Of course, I’m not saying that online recognition should completely replace all other forms of recognition forever. Online recognition has the best results when it’s part of a comprehensive recognition program that includes all sorts of interactions – from formal memos to live town hall meetings and informal discussions.
Here are three reasons to expand your recognition program online:
1 – If you operate on a global level, your employee relations program has to operate on that same level, and technology is a big part of that. The bottom line is that employees appreciate recognition, and when they feel appreciated, they’re more likely to leave your customers with the same feeling.

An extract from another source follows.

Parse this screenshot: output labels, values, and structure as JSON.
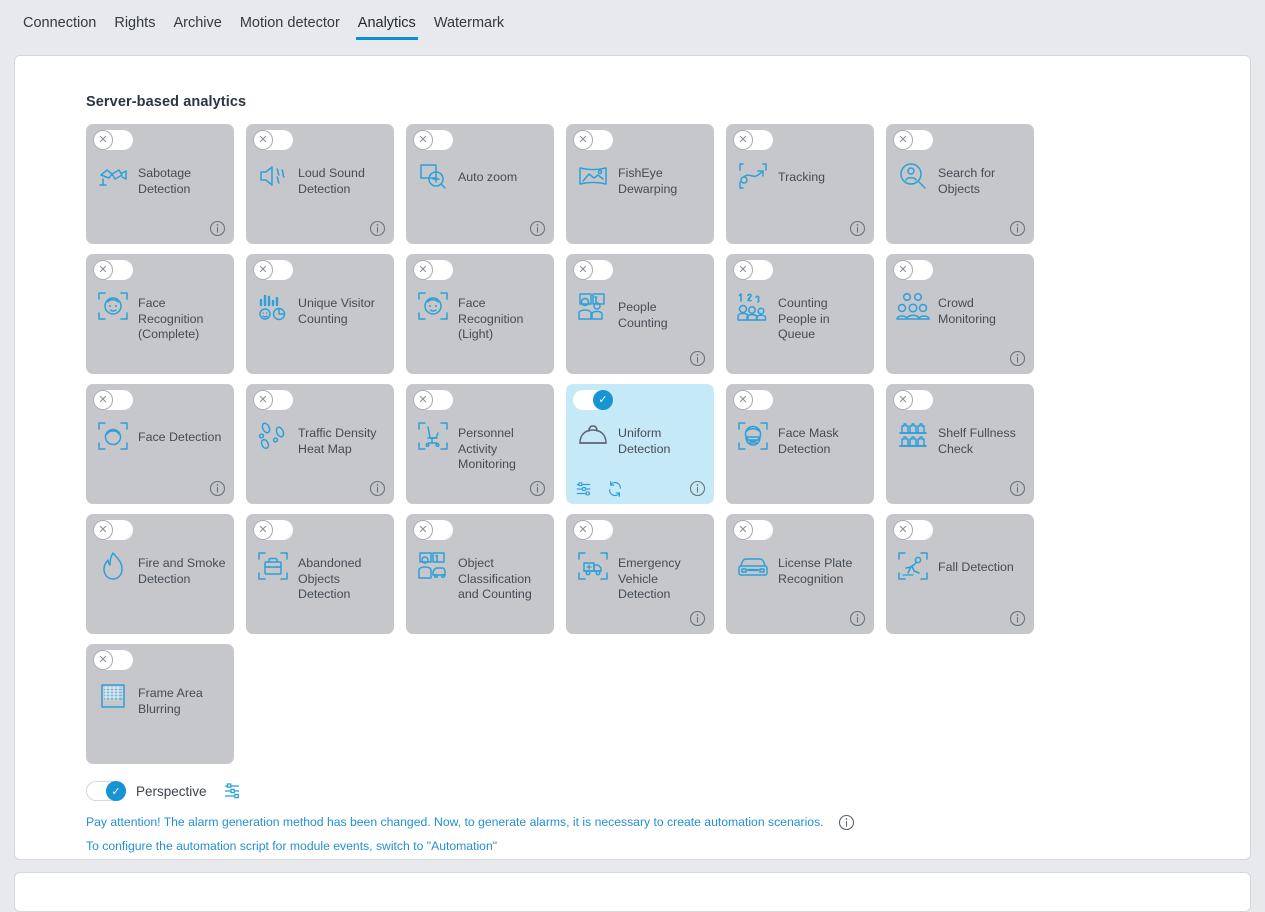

2 – Online communications are preferred by younger generations and by some older ones. I’ve been with many clients who keep checking their emails while saying something like, “I’m sorry. I have to check. I’m waiting for my boss to tell me how the launch went.” When the email comes through, they say, “Oh, she said it went great. That’s a relief. Now I can move on and focus on what I’m doing now.” Another lesson: Sometimes any communication is seen as recognition.
3 – The world operates on immediate gratification these days. Just as your customer wants whatever it is they want immediately, employees crave almost immediate gratitude for getting the job done well.
What qualifies as online recognition? Tribe works with a number of big global brands to launch micro-sites for giving global “shout-outs” up and down the ranks to sharing stories that make heroes out of employees who don’t usually win the spotlight and providing training for managers on how to make the most of online recognition.
Do you have someone who pushes back on recognition programs? We hear a lot of, “Managers just need to say thank you. We don’t need a program for that.” Actually, not all managers are created equal. Some have a natural talent for recognizing people, and some don’t. Having multiple methods for making sure someone gets the recognition they deserve is a good way to hedge your bets and make sure everyone wins.
There are tons of books on recognition, but an interesting read is The Carrot Principle about a ten-year study of 200,000 managers and employees. This research says that companies in the top quartile for employee recognition, as determined by the surveyed workers, “earned a significantly higher return on equity, return on assets, and operating margin.” (You can read all about the study in The Carrot Principle, out in 2007, a New York Times best seller. The second version came out last year.)